It seems to me that the bandwidth of most Americans vision
approaches the Planck constant. The daily focus of the majority of Americans is
limited to paychecks and blowjobs, and while I freely admit that sex is a
powerful dynamic, money needn’t be. As money is no less an act of faith than
Jesus pandering, it is hard for me to believe how much confidence we place on
essentially worthless pieces of paper. It is interesting to note that the
founding fathers seriously considered putting a cap on income, as they believed
that the concentration of wealth in the hands of the few constituted a major
threat to democracy as a foundation of government. That their fears have been
validated, evidenced by the lack of vision of most Americans, is simply fact.
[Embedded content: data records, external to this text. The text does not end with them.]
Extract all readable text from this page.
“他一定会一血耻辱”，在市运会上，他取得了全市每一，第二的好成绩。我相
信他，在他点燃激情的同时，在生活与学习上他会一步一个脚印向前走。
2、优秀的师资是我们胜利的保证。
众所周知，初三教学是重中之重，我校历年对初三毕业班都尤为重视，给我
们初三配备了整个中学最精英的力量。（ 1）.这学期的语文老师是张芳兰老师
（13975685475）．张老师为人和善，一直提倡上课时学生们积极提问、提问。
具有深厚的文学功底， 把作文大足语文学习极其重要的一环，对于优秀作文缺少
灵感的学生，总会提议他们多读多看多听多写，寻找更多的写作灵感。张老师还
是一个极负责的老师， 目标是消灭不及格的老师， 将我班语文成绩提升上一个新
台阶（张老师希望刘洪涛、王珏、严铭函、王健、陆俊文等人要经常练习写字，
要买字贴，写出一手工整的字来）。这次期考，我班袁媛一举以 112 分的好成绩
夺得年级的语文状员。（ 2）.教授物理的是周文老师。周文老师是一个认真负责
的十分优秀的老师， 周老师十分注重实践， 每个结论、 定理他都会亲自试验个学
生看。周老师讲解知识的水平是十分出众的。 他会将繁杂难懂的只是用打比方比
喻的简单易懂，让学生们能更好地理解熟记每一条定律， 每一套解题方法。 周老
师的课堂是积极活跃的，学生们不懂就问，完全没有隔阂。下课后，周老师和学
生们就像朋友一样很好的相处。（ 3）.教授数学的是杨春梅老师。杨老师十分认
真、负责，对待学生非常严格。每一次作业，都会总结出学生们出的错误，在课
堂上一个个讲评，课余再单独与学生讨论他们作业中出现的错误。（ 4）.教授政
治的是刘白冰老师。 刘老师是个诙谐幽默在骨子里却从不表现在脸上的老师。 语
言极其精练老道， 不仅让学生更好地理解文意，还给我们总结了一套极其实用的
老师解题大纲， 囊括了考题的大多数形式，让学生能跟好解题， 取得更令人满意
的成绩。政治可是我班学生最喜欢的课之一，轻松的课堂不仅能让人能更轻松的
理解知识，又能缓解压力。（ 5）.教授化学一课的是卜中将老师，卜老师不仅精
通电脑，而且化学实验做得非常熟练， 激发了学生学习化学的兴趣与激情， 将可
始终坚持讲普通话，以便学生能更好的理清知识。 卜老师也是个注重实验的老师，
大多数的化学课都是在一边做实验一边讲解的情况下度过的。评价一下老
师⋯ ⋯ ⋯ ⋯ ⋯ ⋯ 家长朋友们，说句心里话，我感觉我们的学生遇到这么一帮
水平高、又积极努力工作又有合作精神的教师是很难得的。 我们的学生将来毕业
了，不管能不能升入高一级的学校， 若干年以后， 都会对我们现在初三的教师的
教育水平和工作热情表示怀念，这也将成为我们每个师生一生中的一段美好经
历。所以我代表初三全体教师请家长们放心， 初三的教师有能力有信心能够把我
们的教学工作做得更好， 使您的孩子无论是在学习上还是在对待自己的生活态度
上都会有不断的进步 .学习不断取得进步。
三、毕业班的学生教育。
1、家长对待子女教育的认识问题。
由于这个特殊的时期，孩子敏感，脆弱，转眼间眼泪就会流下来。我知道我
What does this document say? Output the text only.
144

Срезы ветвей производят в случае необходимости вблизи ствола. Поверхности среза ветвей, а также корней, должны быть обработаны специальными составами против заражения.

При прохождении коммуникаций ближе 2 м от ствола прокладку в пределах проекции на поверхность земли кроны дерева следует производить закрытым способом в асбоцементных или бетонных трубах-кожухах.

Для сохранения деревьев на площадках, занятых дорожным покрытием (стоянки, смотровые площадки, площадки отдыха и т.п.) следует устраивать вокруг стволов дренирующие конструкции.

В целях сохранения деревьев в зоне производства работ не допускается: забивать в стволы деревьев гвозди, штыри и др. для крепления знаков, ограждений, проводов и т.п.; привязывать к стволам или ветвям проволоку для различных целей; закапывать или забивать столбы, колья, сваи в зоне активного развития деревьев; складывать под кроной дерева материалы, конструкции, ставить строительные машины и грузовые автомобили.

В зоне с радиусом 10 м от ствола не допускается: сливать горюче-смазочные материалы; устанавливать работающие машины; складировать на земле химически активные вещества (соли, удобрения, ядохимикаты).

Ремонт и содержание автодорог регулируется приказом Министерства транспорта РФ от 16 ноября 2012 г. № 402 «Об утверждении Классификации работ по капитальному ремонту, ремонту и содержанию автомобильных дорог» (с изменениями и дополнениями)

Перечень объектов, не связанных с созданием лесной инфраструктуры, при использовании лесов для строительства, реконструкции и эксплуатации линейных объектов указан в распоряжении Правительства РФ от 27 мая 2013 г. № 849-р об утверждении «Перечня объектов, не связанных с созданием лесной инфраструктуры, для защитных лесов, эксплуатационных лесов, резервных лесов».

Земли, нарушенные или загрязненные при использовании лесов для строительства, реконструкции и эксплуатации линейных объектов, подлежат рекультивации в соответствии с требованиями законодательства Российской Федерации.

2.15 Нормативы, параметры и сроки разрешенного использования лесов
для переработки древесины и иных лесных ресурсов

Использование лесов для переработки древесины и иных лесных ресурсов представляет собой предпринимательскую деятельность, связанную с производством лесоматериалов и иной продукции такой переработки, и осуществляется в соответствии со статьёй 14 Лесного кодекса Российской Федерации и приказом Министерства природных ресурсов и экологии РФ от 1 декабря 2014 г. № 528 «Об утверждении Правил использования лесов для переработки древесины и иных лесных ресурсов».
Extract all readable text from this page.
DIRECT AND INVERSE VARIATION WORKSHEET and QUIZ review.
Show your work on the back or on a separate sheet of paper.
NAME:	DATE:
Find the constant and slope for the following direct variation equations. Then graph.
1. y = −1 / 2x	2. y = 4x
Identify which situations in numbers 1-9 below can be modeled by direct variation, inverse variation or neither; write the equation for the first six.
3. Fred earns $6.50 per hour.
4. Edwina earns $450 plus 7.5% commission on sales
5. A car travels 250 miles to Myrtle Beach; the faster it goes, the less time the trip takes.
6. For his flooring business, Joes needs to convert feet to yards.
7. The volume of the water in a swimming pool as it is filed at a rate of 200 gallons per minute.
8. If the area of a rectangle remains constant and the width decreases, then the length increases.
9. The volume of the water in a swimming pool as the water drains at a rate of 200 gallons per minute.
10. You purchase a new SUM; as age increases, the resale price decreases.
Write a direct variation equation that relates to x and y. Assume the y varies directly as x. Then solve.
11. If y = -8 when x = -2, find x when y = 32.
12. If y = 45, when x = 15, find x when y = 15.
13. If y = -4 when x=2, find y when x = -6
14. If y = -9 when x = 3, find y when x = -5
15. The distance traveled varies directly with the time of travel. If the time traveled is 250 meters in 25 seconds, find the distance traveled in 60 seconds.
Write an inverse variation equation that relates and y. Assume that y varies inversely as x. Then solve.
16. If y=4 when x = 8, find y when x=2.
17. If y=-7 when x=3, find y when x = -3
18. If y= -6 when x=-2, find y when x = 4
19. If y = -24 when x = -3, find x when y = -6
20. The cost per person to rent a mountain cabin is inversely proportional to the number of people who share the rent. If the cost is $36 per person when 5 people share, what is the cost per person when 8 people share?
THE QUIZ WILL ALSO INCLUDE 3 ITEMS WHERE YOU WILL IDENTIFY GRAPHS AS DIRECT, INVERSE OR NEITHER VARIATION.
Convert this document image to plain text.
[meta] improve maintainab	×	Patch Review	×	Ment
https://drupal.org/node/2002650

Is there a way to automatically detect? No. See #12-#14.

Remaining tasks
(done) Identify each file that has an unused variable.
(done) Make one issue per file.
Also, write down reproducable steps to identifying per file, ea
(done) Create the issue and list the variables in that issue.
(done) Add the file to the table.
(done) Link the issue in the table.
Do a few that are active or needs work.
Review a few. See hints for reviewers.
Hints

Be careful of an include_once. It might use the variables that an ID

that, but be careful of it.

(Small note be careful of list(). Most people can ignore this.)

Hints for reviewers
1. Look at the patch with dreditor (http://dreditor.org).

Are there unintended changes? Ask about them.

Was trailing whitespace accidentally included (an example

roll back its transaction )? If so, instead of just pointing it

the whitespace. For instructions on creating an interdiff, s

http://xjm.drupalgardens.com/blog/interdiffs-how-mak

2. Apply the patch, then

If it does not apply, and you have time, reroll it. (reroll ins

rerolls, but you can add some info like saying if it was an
It would have been far more prudent to institute and legislate the blowjob as
legal tender in the good ol’ USA. It would have been very difficult to horde
blowjobs. I mean, how many blowjobs can any man or woman enjoy on any given
day? Although, in retrospect, it may have allowed far more women to share in
the general wealth of nations (although sucking 30 or 40 cocks in a day might
not appear to most women as evidence of wealth, the power to limit supply would
indeed have been formidable and enabling). Perhaps the inequity of supply and
demand might have proven far too imbalanced. Perhaps we could have made
cunnilingus the more valuable commodity, and the blowjob, in essence, the
change for the dollar. Works for me!
This economic solution to the problems of the world, of
course, leads me in an entirely different direction. While I can easily imagine
the BJE (blowjob economy) eliminating armies, navies, and war (I mean, let’s
face it…one mouth, or one cock, is as good as any other), I think it is a far
more important potentiality, that we could also eliminate the GLTBCUQBDSM….AD
INFINITUM…movement from the consciousness of the average human. I do believe
that we can simplify the categorization of sexual preference into two groups,
the TWCO, and TWCU (those with cocks, and those with cunts). As we would now
have the oral exchange of bodily fluids as the penultimate bartering tool,
humans would be free to exchange in any manner they chose. This would certainly
eliminate the masculinization of the corporate business community, and it
would, in effect, correct the oversight of the founding fathers on elimination
excessive income; and more importantly, it would put sexual buying power back
where it belongs...IN PRIVATE. With oral sex as legal tender, the TCWOs and the
TCWUs would be free to choose how they acquire or spend their legal tender. We
could also eliminate the current, debilitated political system by redefining
political coalitions. We could maintain a three party system, but simply rename
them: the those with cocks coalition (TWCOC) and the those with cunts coalition
(TWCUC)…the gender neutrals (whatever the fuck that is) would simply become the
independents.
Now I am not one to compose pro and con lists, as I find
them annoying, but I am a person who, when he knows he wants to end something,
will gladly give up everything that was shared, and simply leave. It is not
that I don’t value what was shared; it is simply that the sharing no longer
serves either party. It can be a difficult decision to walk away, but it easier
if you remember that what was, will always be. You can’t change the reasons it
was good, or the reasons it was bad; leaving, however, will eventually cure
that knot in your gut.
In any event, whether it’s campaigning for your
rights as whatever slot you choose to identify with sexually, or leaving…it is
always your choice to simply remember that you’re human, and merely insist that
as a human, you are entitled by right to make the same choices as every other
human…and are entitled to all the same benefits as others choose to endow you
with. The key to that last sentence is that we have chosen, as a species, to be
governed, whether by governments, or by our own, internal blocks, which is why
we really are terrified of real freedom. E. Pluribus Unum. God Bless you, John
Maynard Keynes…and Kris Kristofferson. Nothing left to lose.